I mostri marini al Museo di Storia naturale

Giovedì 19 novembre ore 17.00 presso l’ Auditorium del Museo di Storia Naturale (Via Brigata Liguria, 9) si terrà la conferenza “I mostri marini attraverso i secoli”. Relatore Antonio Di Natale, Segretario Generale Fondazione Acquario di Genova, introduzione di Franca Acerenza responsabile collezioni scientifiche e servizi educativi del Mu.MA. Ingresso libero fino ad esaurimento posti.

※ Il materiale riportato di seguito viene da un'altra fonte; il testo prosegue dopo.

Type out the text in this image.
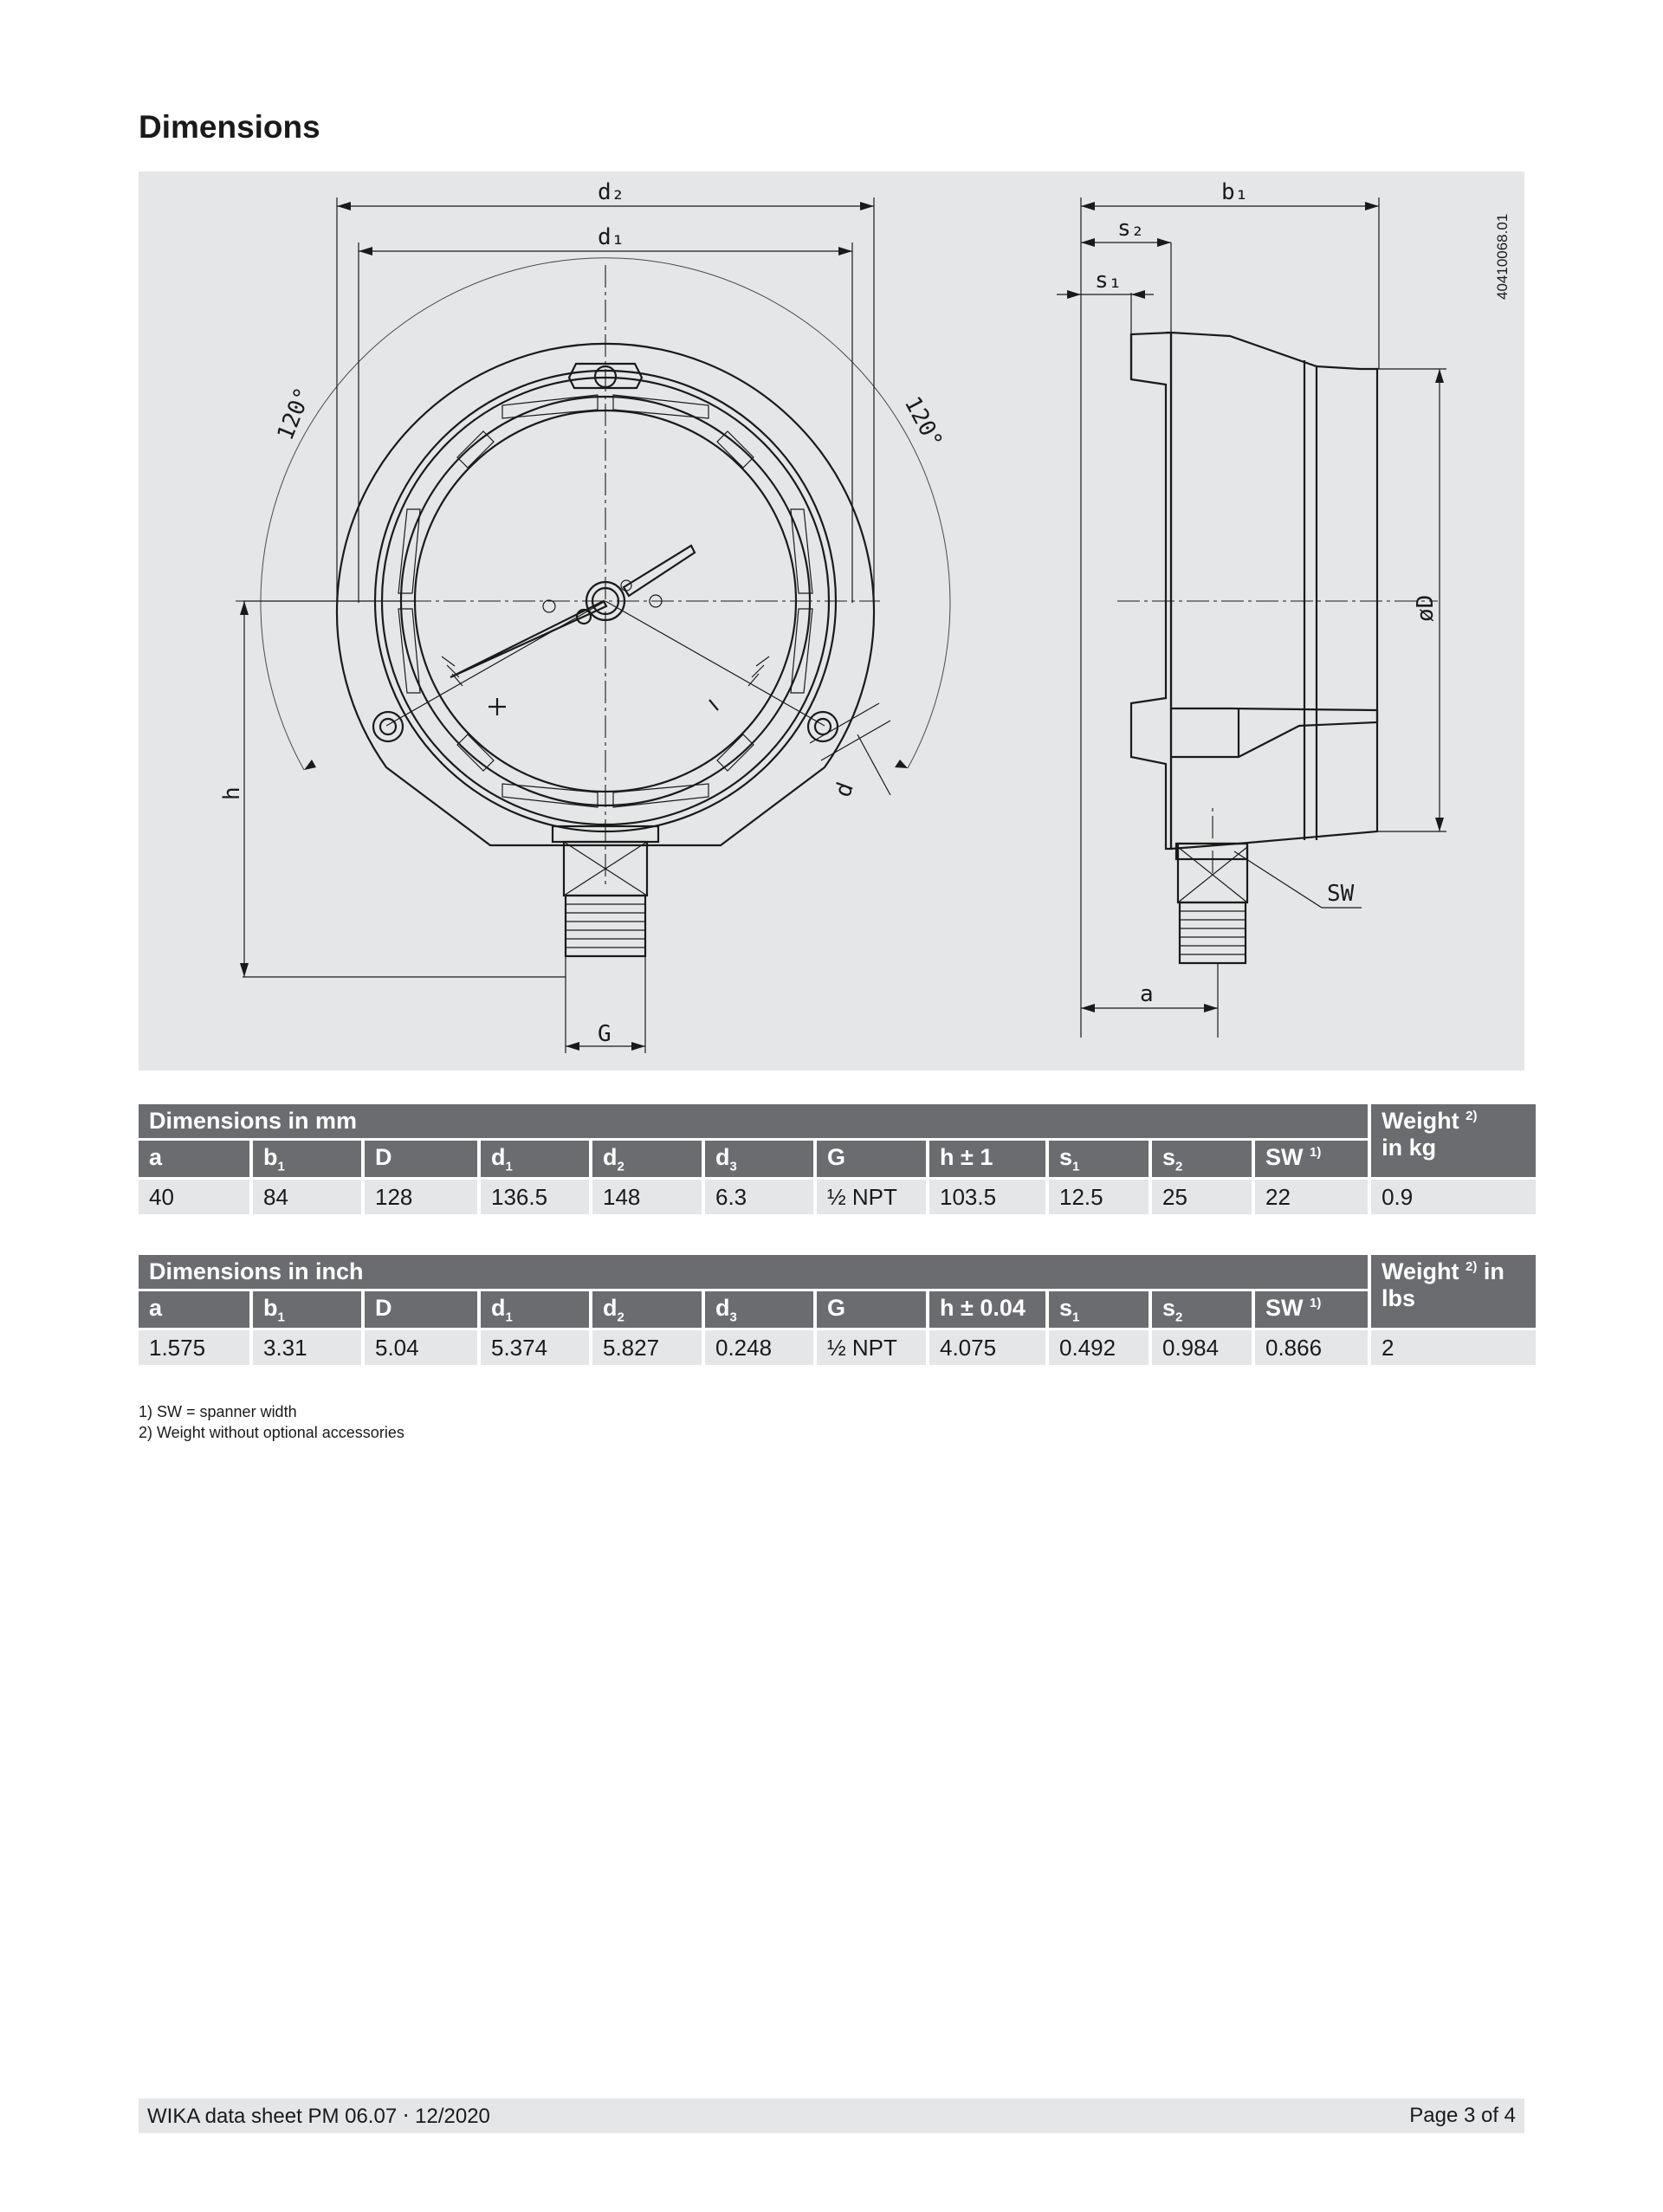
Dimensions
d₂
d₁
120°	120°
h
G
d
b₁
s₂
s₁
øD
SW
a
40410068.01
Dimensions in mm											Weight $^{2)}$
in kg
a	$b_1$	D	$d_1$	$d_2$	$d_3$	G	h ± 1	$s_1$	$s_2$	SW $^{1)}$
40	84	128	136.5	148	6.3	½ NPT	103.5	12.5	25	22	0.9
Dimensions in inch											Weight $^{2)}$ in
lbs
a	$b_1$	D	$d_1$	$d_2$	$d_3$	G	h ± 0.04	$s_1$	$s_2$	SW $^{1)}$
1.575	3.31	5.04	5.374	5.827	0.248	½ NPT	4.075	0.492	0.984	0.866	2
1) SW = spanner width
2) Weight without optional accessories
WIKA data sheet PM 06.07 ⋅ 12/2020	Page 3 of 4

La conferenza farà un excursus di come l’uomo abbia inventato mostri marini nei secoli, sia per raffigurare le sue paure, sia per utilizzare la paura come strumento per limitare azioni di concorrenti economici o culturali. In presenza di un ambiente culturale di basso livello, i mostri sono stati per secoli uno strumento comunicativo efficace, inventando immagini o semplicemente esagerando alcuni aspetti di specie realmente esistenti. D’altra parte, evidenze fossili, accuratamente ingigantite da alcuni, venivano spacciate come prove evidenti dell’esistenza reale di mostri. La storia dei mostri marini, che vivendo nelle acque erano comunque poco visibili, si è evoluta nei secoli, accompagnando l’uomo sino ai tempi moderni. Ciò ha dato luogo ad una consistente letteratura, ad una ancora più cospicua iconografia ed anche ad una serie di leggende, spesso utilizzate da diverse religioni. I mostri marini hanno rappresentato e rappresentano ancora un riflesso delle paure dell’uomo.
La conferenza rientra nelle iniziative collaterali della mostra Mare Monstrum, in corso al Galata fino al 10 gennaio, che vede la collaborazione anche del Museo di Storia Naturale di Genova.
LA MOSTRA IN BREVE
Il progetto, promosso dal Mu.MA e curato da Franca Acerenza, Federico Boni, Pierangelo Campodonico, Giancarlo Costa, Paola Marelli, Elio Micco e Valeria Salaris, tratta i vari aspetti mostruosi del mare grazie agli apporti e alla collaborazione di Biblioteche e Musei genovesi in qualità di prestatori di opere, libri e reperti.
La mostra è allestita tra il 1° e il 2° piano del Galata e si articola in tre aree tematiche: l’orrore nel mare; l’orrore del mare; l’orrore dal mare. Sviluppata in sei sale, Mare Monstrum esplora l’orrore e la meraviglia legati all’ambiente del mare così come sono stati immaginati e rappresentati in diverse epoche, culture e società. Il percorso guida i visitatori attraverso un viaggio nell’affascinante e il misterioso, tra meraviglia e terrore, incanto e orrore; un itinerario che si snoda tra creature degli abissi e navi fantasma, resoconti di viaggi nell’ignoto, gorghi paurosi e oceani spettrali, tecnologie per la navigazione infestate dai fantasmi, onde digitali solcate dai nuovi pirati informatici, finte sirene esibite nei circhi e nei freak shows, mummie maledette, per arrivare ai fantasmi degli schiavi e alle orde dei morti viventi.
Il tutto visto e osservato attraverso le lenti spesso deformanti della cultura “alta” e di quella “pop”, delle arti e della letteratura, del cinema e dei fumetti, in un caleidoscopio dove a capolavori dell’arte e dell’artigianato si affiancano oggetti della nostra vita quotidiana.
ANTONIO DI NATALE – BREVE CV
Segretario Generale della Fondazione Acquario di Genova ONLUS, è un biologo marino che ha lavorato in oltre 60 Paesi per conto del Governo Italiano e di diverse organizzazioni internazionali (FAO, UNESCO, IUCN, IWC). Attualmente coordina tutte le ricerche sul tonno nell’Atlantico e nei mari adiacenti per conto dell’ICCAT, gestendo il più grand e progetto di ricerca esistente su una sola specie marina. È stato per oltre 10 anni vice-presidente del Comitato Técnico, Scientifico ed Economico della Pesca della Commissione Europea a Bruxelles. È autore di diversi libri e di oltre 200 pubblicazioni scientifiche.